How Those Nuns Used to Whack Me…

The Magdalene Sisters is to Irish nuns what Mommy Dearest is to Hollywood mothers.

Peter Mullan’s controversial, occasionally brilliant, exposé of the horrifying trade in female flesh perpetrated in the 1970s by Catholic nuns in Ireland drags us through a series of atrocities that conjure images from Schindler’s List. Only, where the Speilberg film did not elicit a boycott out front of Maders or Karl Ratzsch’s, Mullan’s film may tend to encourage even more Catholic bashing than we have hitherto witnessed in this fast-paganizing land.

Mullan describes one part of the large tragedy by following the plight of four girls “imprisoned” as laundry servants in a Magdalene Asylum in 1976. Over the course of four years, they suffer the twisted tyranny of a cabal of repressed, sex-obsessed nuns and the lecherous priests who support them. The girls are shut up in this holy hell by their parents, who, cowed by the local clergy (and that nasty Catholic religion), think the nuns will make saints of their wayward girls. Actually, only two of the girls are technically “wayward.” Two others are true victims: one raped at a wedding by a popular local boy, the other spirited away from an orphanage before causing scandal, as she is too fully formed and boy-curious.

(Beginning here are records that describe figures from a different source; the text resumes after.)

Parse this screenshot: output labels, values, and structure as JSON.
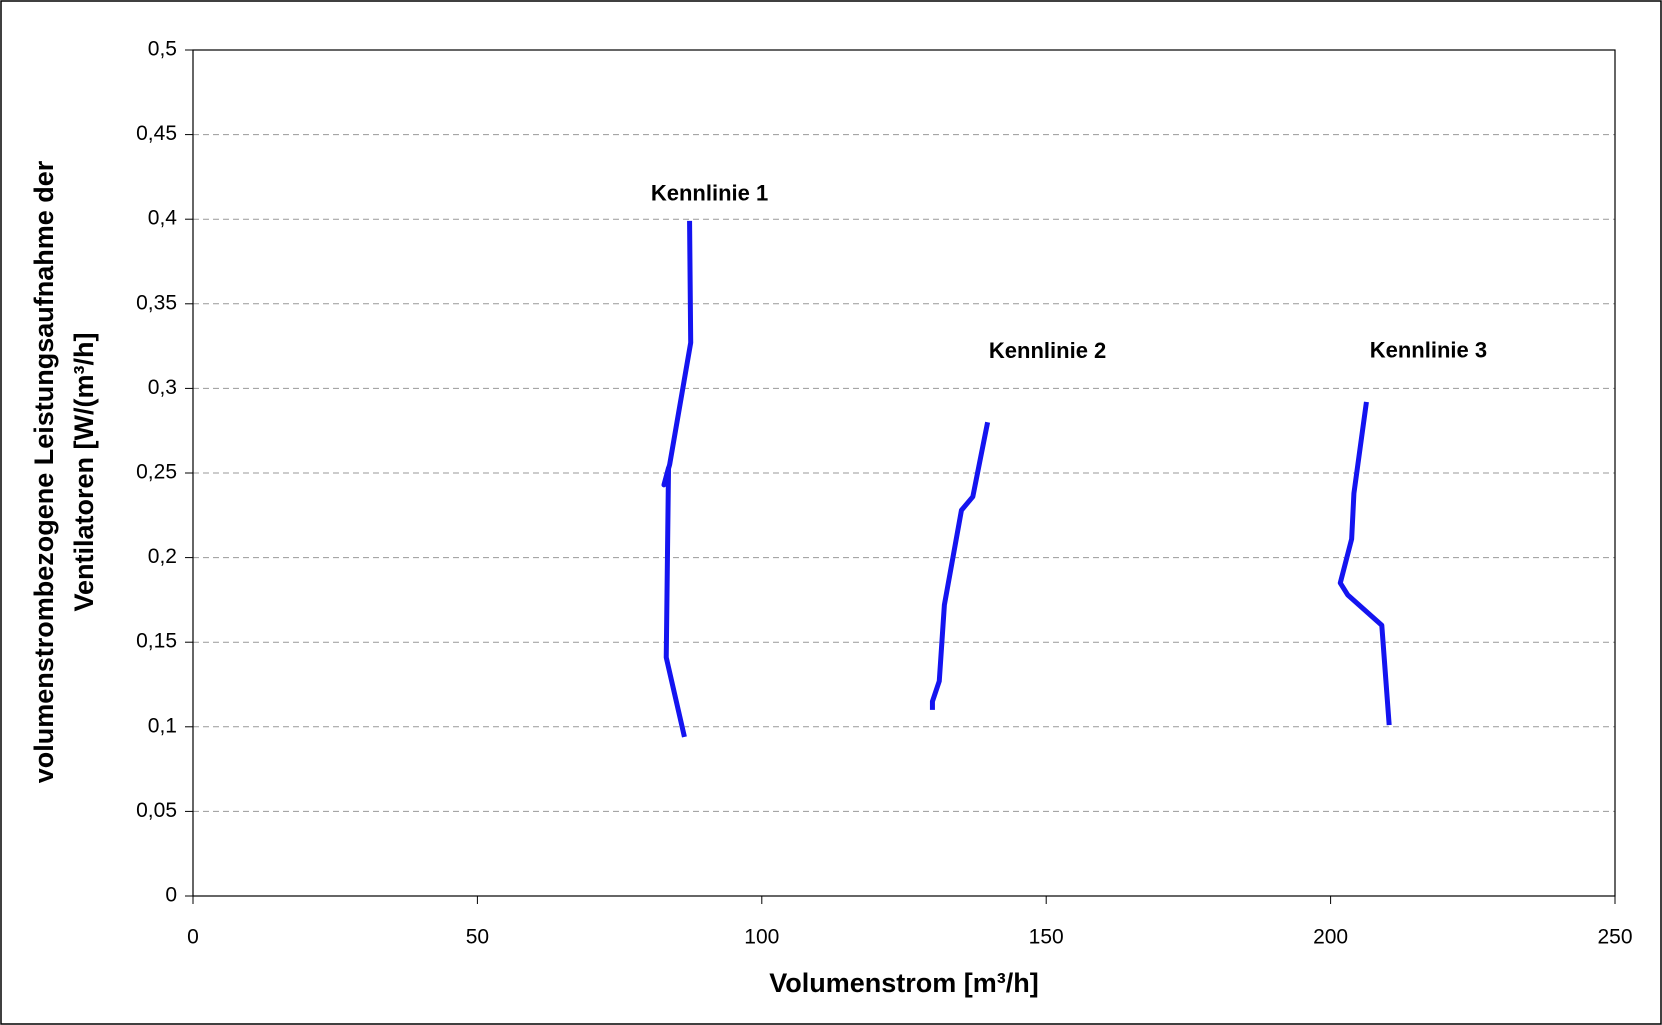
{
  "chart_data": {
    "type": "line",
    "xlabel": "Volumenstrom [m³/h]",
    "ylabel": [
      "volumenstrombezogene Leistungsaufnahme der",
      "Ventilatoren [W/(m³/h]"
    ],
    "xlim": [
      0,
      250
    ],
    "xticks": [
      0,
      50,
      100,
      150,
      200,
      250
    ],
    "ylim": [
      0,
      0.5
    ],
    "yticks": [
      0,
      {
        "value": 0.05,
        "label": "0,05"
      },
      {
        "value": 0.1,
        "label": "0,1"
      },
      {
        "value": 0.15,
        "label": "0,15"
      },
      {
        "value": 0.2,
        "label": "0,2"
      },
      {
        "value": 0.25,
        "label": "0,25"
      },
      {
        "value": 0.3,
        "label": "0,3"
      },
      {
        "value": 0.35,
        "label": "0,35"
      },
      {
        "value": 0.4,
        "label": "0,4"
      },
      {
        "value": 0.45,
        "label": "0,45"
      },
      {
        "value": 0.5,
        "label": "0,5"
      }
    ],
    "grid": true,
    "series": [
      {
        "name": "Kennlinie 1",
        "color": "#1414f0",
        "x": [
          86.4,
          83.2,
          83.6,
          82.8,
          83.8,
          87.5,
          87.3
        ],
        "values": [
          0.094,
          0.141,
          0.253,
          0.243,
          0.255,
          0.327,
          0.399
        ]
      },
      {
        "name": "Kennlinie 2",
        "color": "#1414f0",
        "x": [
          130.0,
          130.0,
          131.2,
          132.1,
          135.1,
          137.1,
          139.7
        ],
        "values": [
          0.11,
          0.115,
          0.127,
          0.172,
          0.228,
          0.236,
          0.28
        ]
      },
      {
        "name": "Kennlinie 3",
        "color": "#1414f0",
        "x": [
          210.3,
          209.0,
          203.0,
          201.7,
          203.7,
          204.1,
          206.3
        ],
        "values": [
          0.101,
          0.16,
          0.178,
          0.185,
          0.211,
          0.238,
          0.292
        ]
      }
    ]
  }
}
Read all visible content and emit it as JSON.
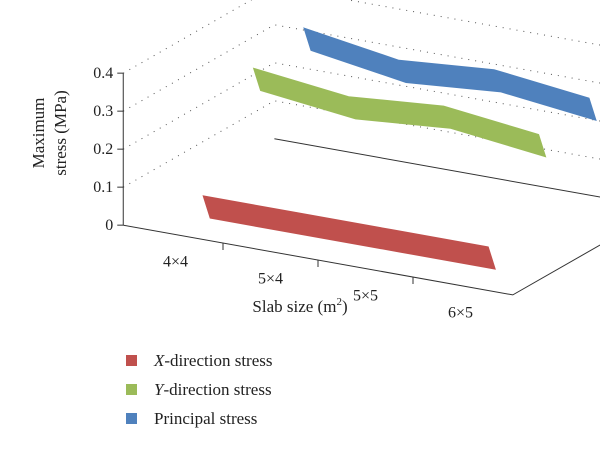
{
  "chart_data": {
    "type": "line",
    "style": "3d-ribbon",
    "categories": [
      "4×4",
      "5×4",
      "5×5",
      "6×5"
    ],
    "ylabel_lines": [
      "Maximum",
      "stress (MPa)"
    ],
    "xlabel": "Slab size (m",
    "xlabel_sup": "2",
    "xlabel_end": ")",
    "yticks": [
      "0",
      "0.1",
      "0.2",
      "0.3",
      "0.4"
    ],
    "ylim": [
      0,
      0.4
    ],
    "grid": "dotted",
    "legend_position": "bottom-left",
    "series": [
      {
        "name_axis": "X",
        "name_rest": "-direction stress",
        "color": "#c0504d",
        "values": [
          0.06,
          0.06,
          0.06,
          0.06
        ]
      },
      {
        "name_axis": "Y",
        "name_rest": "-direction stress",
        "color": "#9bbb59",
        "values": [
          0.32,
          0.29,
          0.31,
          0.28
        ]
      },
      {
        "name_axis": "",
        "name_rest": "Principal stress",
        "color": "#4f81bd",
        "values": [
          0.35,
          0.31,
          0.33,
          0.3
        ]
      }
    ]
  }
}
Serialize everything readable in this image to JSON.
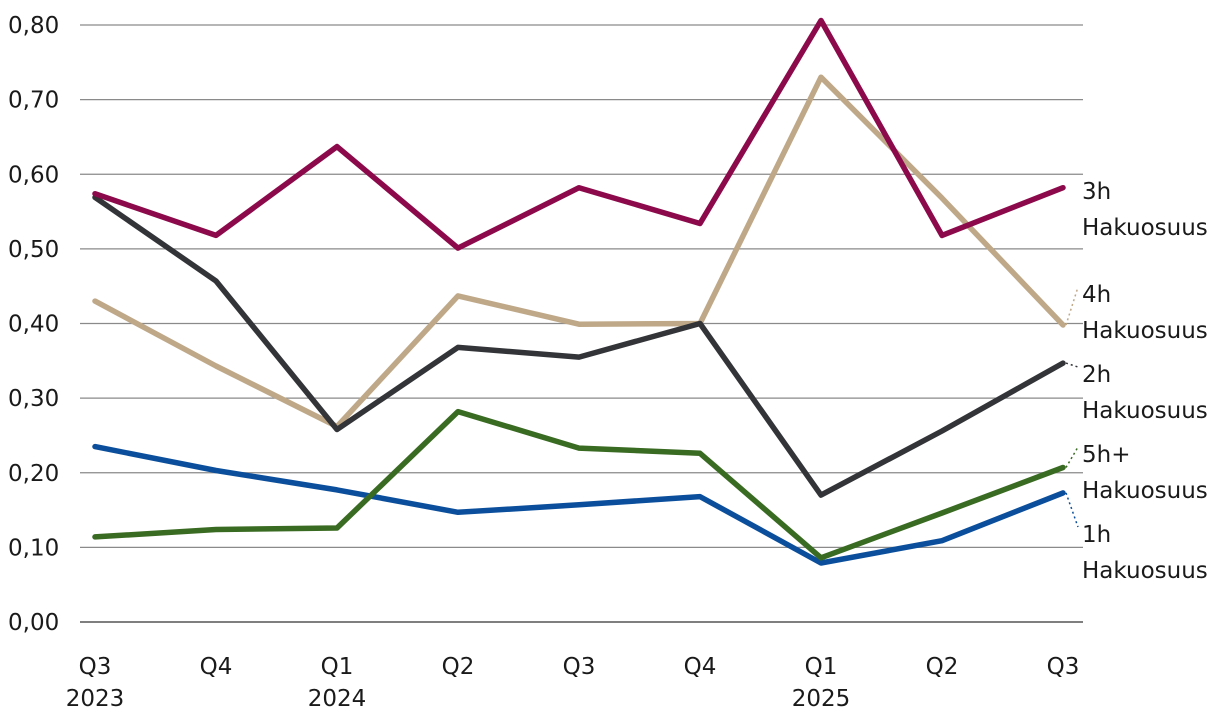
{
  "chart_data": {
    "type": "line",
    "title": "",
    "xlabel": "",
    "ylabel": "",
    "ylim": [
      0,
      0.8
    ],
    "yticks": [
      "0,00",
      "0,10",
      "0,20",
      "0,30",
      "0,40",
      "0,50",
      "0,60",
      "0,70",
      "0,80"
    ],
    "categories": [
      {
        "quarter": "Q3",
        "year": "2023"
      },
      {
        "quarter": "Q4",
        "year": ""
      },
      {
        "quarter": "Q1",
        "year": "2024"
      },
      {
        "quarter": "Q2",
        "year": ""
      },
      {
        "quarter": "Q3",
        "year": ""
      },
      {
        "quarter": "Q4",
        "year": ""
      },
      {
        "quarter": "Q1",
        "year": "2025"
      },
      {
        "quarter": "Q2",
        "year": ""
      },
      {
        "quarter": "Q3",
        "year": ""
      }
    ],
    "series": [
      {
        "name": "1h Hakuosuus",
        "label_line1": "1h",
        "label_line2": "Hakuosuus",
        "color": "#0b4f9c",
        "values": [
          0.235,
          0.203,
          0.177,
          0.147,
          0.157,
          0.168,
          0.079,
          0.109,
          0.173
        ]
      },
      {
        "name": "5h+ Hakuosuus",
        "label_line1": "5h+",
        "label_line2": "Hakuosuus",
        "color": "#3a6b22",
        "values": [
          0.114,
          0.124,
          0.126,
          0.282,
          0.233,
          0.226,
          0.086,
          0.146,
          0.207
        ]
      },
      {
        "name": "4h Hakuosuus",
        "label_line1": "4h",
        "label_line2": "Hakuosuus",
        "color": "#bfa888",
        "values": [
          0.43,
          0.343,
          0.262,
          0.437,
          0.399,
          0.4,
          0.73,
          0.568,
          0.398
        ]
      },
      {
        "name": "2h Hakuosuus",
        "label_line1": "2h",
        "label_line2": "Hakuosuus",
        "color": "#323438",
        "values": [
          0.569,
          0.457,
          0.258,
          0.368,
          0.355,
          0.4,
          0.17,
          0.256,
          0.347
        ]
      },
      {
        "name": "3h Hakuosuus",
        "label_line1": "3h",
        "label_line2": "Hakuosuus",
        "color": "#8c0a4b",
        "values": [
          0.574,
          0.518,
          0.637,
          0.501,
          0.582,
          0.534,
          0.806,
          0.518,
          0.582
        ]
      }
    ]
  }
}
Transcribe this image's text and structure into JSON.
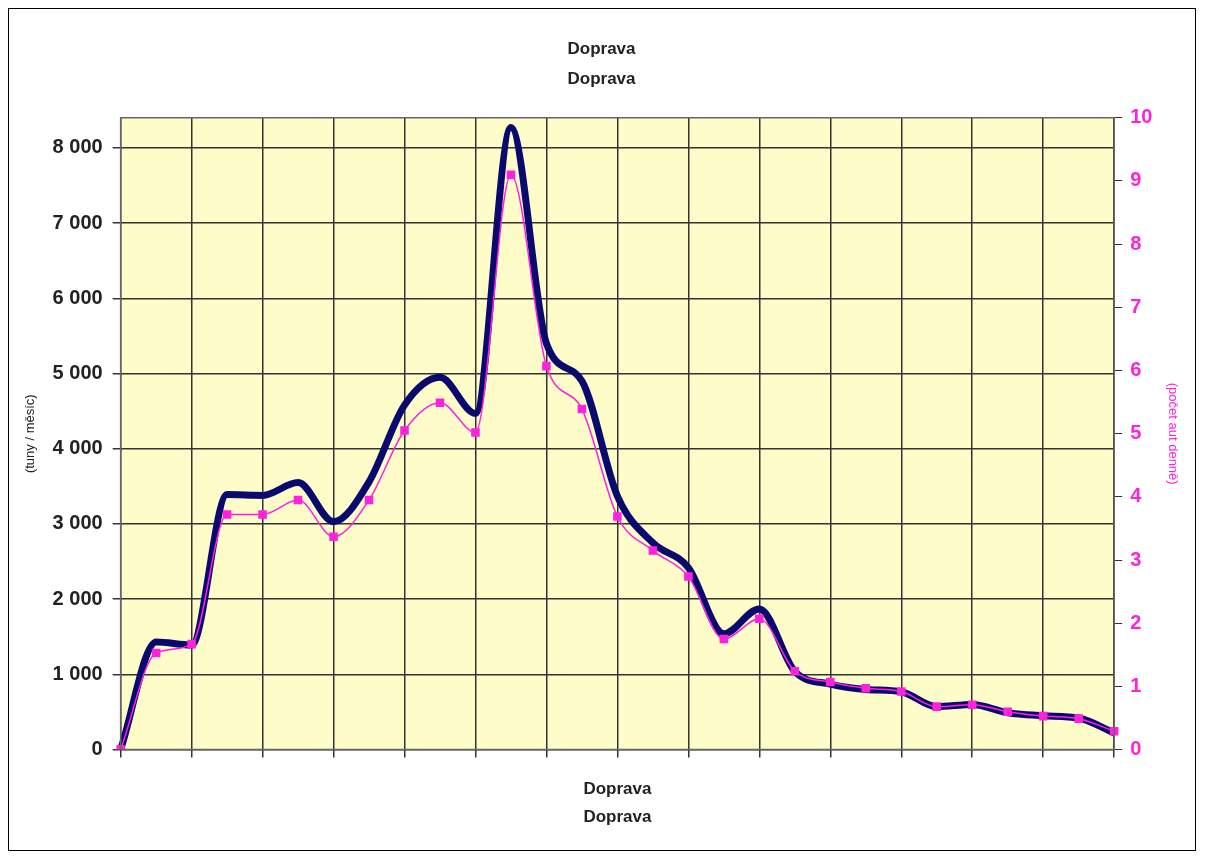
{
  "chart_data": {
    "type": "line",
    "title": "Doprava",
    "subtitle": "Doprava",
    "xlabel": "Doprava",
    "ylabel": "(tuny / měsíc)",
    "y2label": "(počet aut denně)",
    "annotations": [
      "Doprava"
    ],
    "categories": [
      null,
      null,
      null,
      null,
      null,
      null,
      null,
      null,
      null,
      null,
      null,
      null,
      null,
      null,
      null,
      null,
      null,
      null,
      null,
      null,
      null,
      null,
      null,
      null,
      null,
      null,
      null,
      null,
      null
    ],
    "series": [
      {
        "color": "#0a0a6e",
        "marker": "none",
        "values": [
          0,
          1430,
          1390,
          3390,
          3380,
          3550,
          3030,
          3560,
          4580,
          4950,
          4470,
          8270,
          5400,
          4900,
          3370,
          2750,
          2420,
          1540,
          1870,
          1040,
          870,
          800,
          770,
          570,
          600,
          490,
          450,
          420,
          220
        ]
      },
      {
        "color": "#ff22dd",
        "marker": "square",
        "axis": "y2",
        "values": [
          0,
          1.53,
          1.67,
          3.72,
          3.72,
          3.95,
          3.37,
          3.95,
          5.05,
          5.49,
          5.02,
          9.1,
          6.07,
          5.39,
          3.69,
          3.15,
          2.74,
          1.75,
          2.07,
          1.24,
          1.07,
          0.97,
          0.92,
          0.68,
          0.71,
          0.6,
          0.53,
          0.49,
          0.29
        ]
      }
    ],
    "ylim": [
      0,
      8400
    ],
    "yticks": [
      0,
      {
        "value": 1000,
        "label": "1 000"
      },
      {
        "value": 2000,
        "label": "2 000"
      },
      {
        "value": 3000,
        "label": "3 000"
      },
      {
        "value": 4000,
        "label": "4 000"
      },
      {
        "value": 5000,
        "label": "5 000"
      },
      {
        "value": 6000,
        "label": "6 000"
      },
      {
        "value": 7000,
        "label": "7 000"
      },
      {
        "value": 8000,
        "label": "8 000"
      }
    ],
    "y2lim": [
      0,
      10
    ],
    "y2ticks": [
      0,
      1,
      2,
      3,
      4,
      5,
      6,
      7,
      8,
      9,
      10
    ],
    "grid": true,
    "legend": false
  }
}
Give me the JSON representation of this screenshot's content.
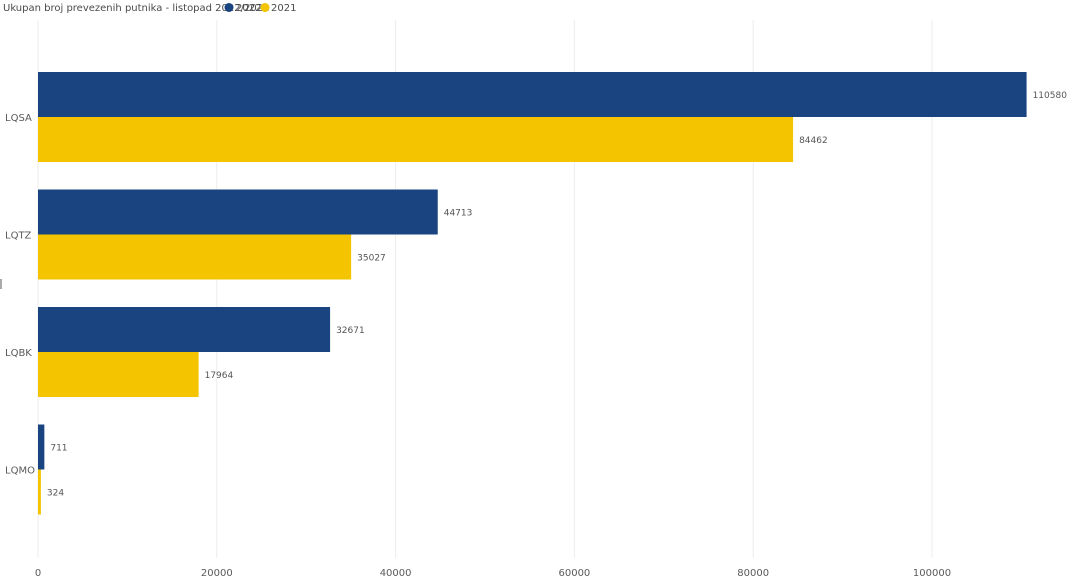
{
  "chart_data": {
    "type": "bar",
    "orientation": "horizontal",
    "title": "Ukupan broj prevezenih putnika - listopad 2022/2021",
    "categories": [
      "LQSA",
      "LQTZ",
      "LQBK",
      "LQMO"
    ],
    "series": [
      {
        "name": "2022",
        "color": "#1a4480",
        "values": [
          110580,
          44713,
          32671,
          711
        ]
      },
      {
        "name": "2021",
        "color": "#f5c400",
        "values": [
          84462,
          35027,
          17964,
          324
        ]
      }
    ],
    "x_ticks": [
      "0",
      "20000",
      "40000",
      "60000",
      "80000",
      "100000"
    ],
    "xlim": [
      0,
      115000
    ],
    "grid": true,
    "legend_position": "top"
  }
}
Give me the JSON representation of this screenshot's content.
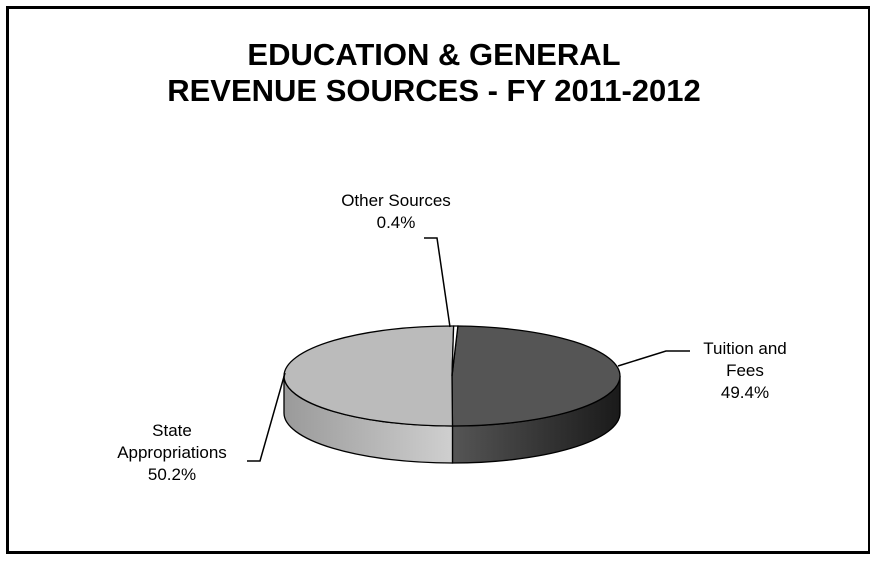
{
  "chart_data": {
    "type": "pie",
    "title_lines": [
      "EDUCATION & GENERAL",
      "REVENUE SOURCES - FY 2011-2012"
    ],
    "slices": [
      {
        "name": "Tuition and Fees",
        "label_lines": [
          "Tuition and",
          "Fees"
        ],
        "value": 49.4,
        "value_label": "49.4%",
        "color": "#555555",
        "side_color": "#444444"
      },
      {
        "name": "State Appropriations",
        "label_lines": [
          "State",
          "Appropriations"
        ],
        "value": 50.2,
        "value_label": "50.2%",
        "color": "#bbbbbb",
        "side_color": "#a8a8a8"
      },
      {
        "name": "Other Sources",
        "label_lines": [
          "Other Sources"
        ],
        "value": 0.4,
        "value_label": "0.4%",
        "color": "#ffffff",
        "side_color": "#eeeeee"
      }
    ],
    "legend": "none"
  }
}
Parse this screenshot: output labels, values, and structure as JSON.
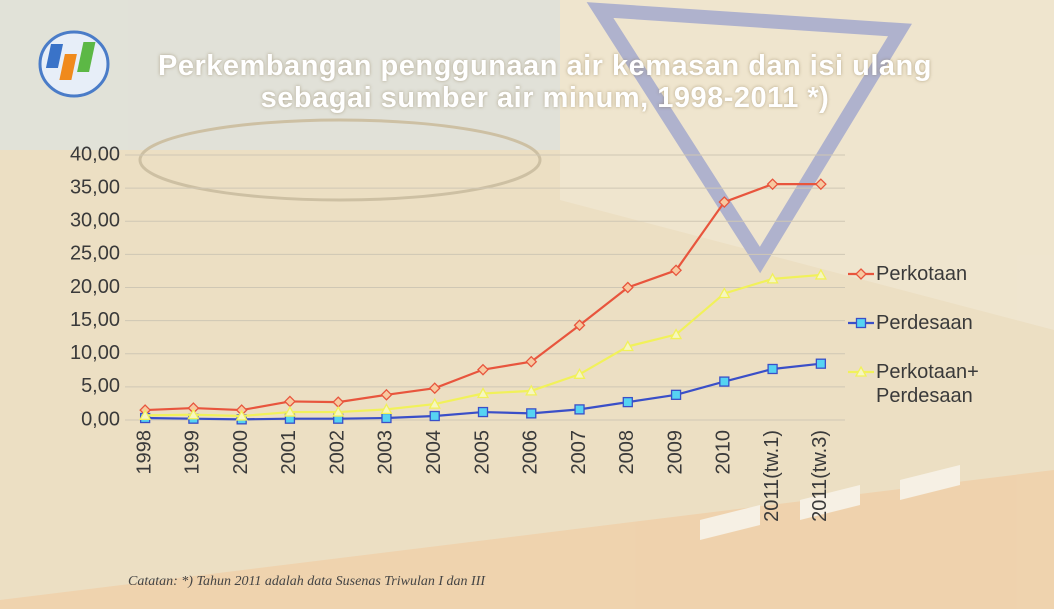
{
  "chart_data": {
    "type": "line",
    "title": "Perkembangan penggunaan air kemasan dan isi ulang sebagai sumber air minum, 1998-2011 *)",
    "note": "Catatan: *) Tahun 2011 adalah data Susenas Triwulan I dan III",
    "categories": [
      "1998",
      "1999",
      "2000",
      "2001",
      "2002",
      "2003",
      "2004",
      "2005",
      "2006",
      "2007",
      "2008",
      "2009",
      "2010",
      "2011(tw.1)",
      "2011(tw.3)"
    ],
    "series": [
      {
        "name": "Perkotaan",
        "color": "#e8553d",
        "marker": "diamond",
        "marker_fill": "#f7c9a0",
        "values": [
          1.5,
          1.8,
          1.5,
          2.8,
          2.7,
          3.8,
          4.8,
          7.6,
          8.8,
          14.3,
          20.0,
          22.6,
          32.9,
          35.6,
          35.6
        ]
      },
      {
        "name": "Perdesaan",
        "color": "#3a4fc8",
        "marker": "square",
        "marker_fill": "#56d3f2",
        "values": [
          0.3,
          0.2,
          0.1,
          0.2,
          0.2,
          0.3,
          0.6,
          1.2,
          1.0,
          1.6,
          2.7,
          3.8,
          5.8,
          7.7,
          8.5
        ]
      },
      {
        "name": "Perkotaan+ Perdesaan",
        "color": "#f1f15a",
        "marker": "triangle",
        "marker_fill": "#f6f6c0",
        "values": [
          0.7,
          0.8,
          0.6,
          1.2,
          1.2,
          1.6,
          2.4,
          4.0,
          4.4,
          6.9,
          11.1,
          12.9,
          19.1,
          21.3,
          21.9
        ]
      }
    ],
    "ylim": [
      0,
      40
    ],
    "yticks": [
      {
        "value": 0,
        "label": "0,00"
      },
      {
        "value": 5,
        "label": "5,00"
      },
      {
        "value": 10,
        "label": "10,00"
      },
      {
        "value": 15,
        "label": "15,00"
      },
      {
        "value": 20,
        "label": "20,00"
      },
      {
        "value": 25,
        "label": "25,00"
      },
      {
        "value": 30,
        "label": "30,00"
      },
      {
        "value": 35,
        "label": "35,00"
      },
      {
        "value": 40,
        "label": "40,00"
      }
    ],
    "grid": true,
    "legend": "right"
  }
}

The girls (played with great conviction by Anne-Marie Duff, Nora-Jane Noone, Eileen Walsh, and Dorothy Duffy) suffer deprivation, beatings, verbal humiliation, and sexual abuse. Awful material to sit through for two hours. Especially as the sadism gets dished out under the “guidance” of one of the most villainous female characters I have ever seen in film – the pinched, thin-lipped matriarch in this dark palace of the Sisters of Mercy, Sister Bridget (played with demonic intensity by Geraldine McEwan), a figurehead who makes Big Nurse seem like Ingrid Bergman.

As a social problem film, this one has all the purgative qualities of Requiem for a Dream. It details the horrible descent into Chaos of these girls with unflinching accuracy, allowing the viewer not a single moment to take a refreshing breath. When one of the girls is rescued by her brother, instead of a sigh of relief, we get her turning on him with the line, “Where were you four [expletive] years ago.” In fact, the film’s postscript continues to ply the thumb screws, informing us that the girls all met bad ends after leaving the Asylum – one growing old, bitter, and single; one passing through three failed marriages; one descending toward madness and dying of anorexia at twenty-four; and the last marrying and living as a contented and devout Catholic.

Yes, the film suggests as much. Damn those Catholics, bad lot all. This ugly little window into a genuinely rotten chapter in the history of the Church allows no exceptions – not a single humane priest or nun so much as wipes the brow of one of the girls. All are lecherous, penurious, small-minded hypocrites who use religion as means to exploit the weak. This part stands for the whole, Mullan more than suggests.

And just there, at the self-righteous heart of this well-crafted bit of propaganda disguised as history, all sane people should pause and say, “Stop!”

Were The Magdalene Sisters a film about other groups, be they religious groups like Muslims, Jews, and New Age neo-hippies, or racial, ethnic and social groups like blacks, the Polish, and gays – we would say “stop.” But it is apparently open season on Christians now, Catholic Christians here. And, apparently, two thousand years of persecution directed against Christians throughout the world is not example enough for we enlightened Americans to learn that civilized nations can become uncivilized very rapidly.

The cruelty of this little sect of Magdalene sisters deserved to be exposed. May those who do such things to other human beings be damned, especially those who do it in the name of God.

But we had better start measuring our blows, lest in our blustering rage we strike down the virtuous with the vicious.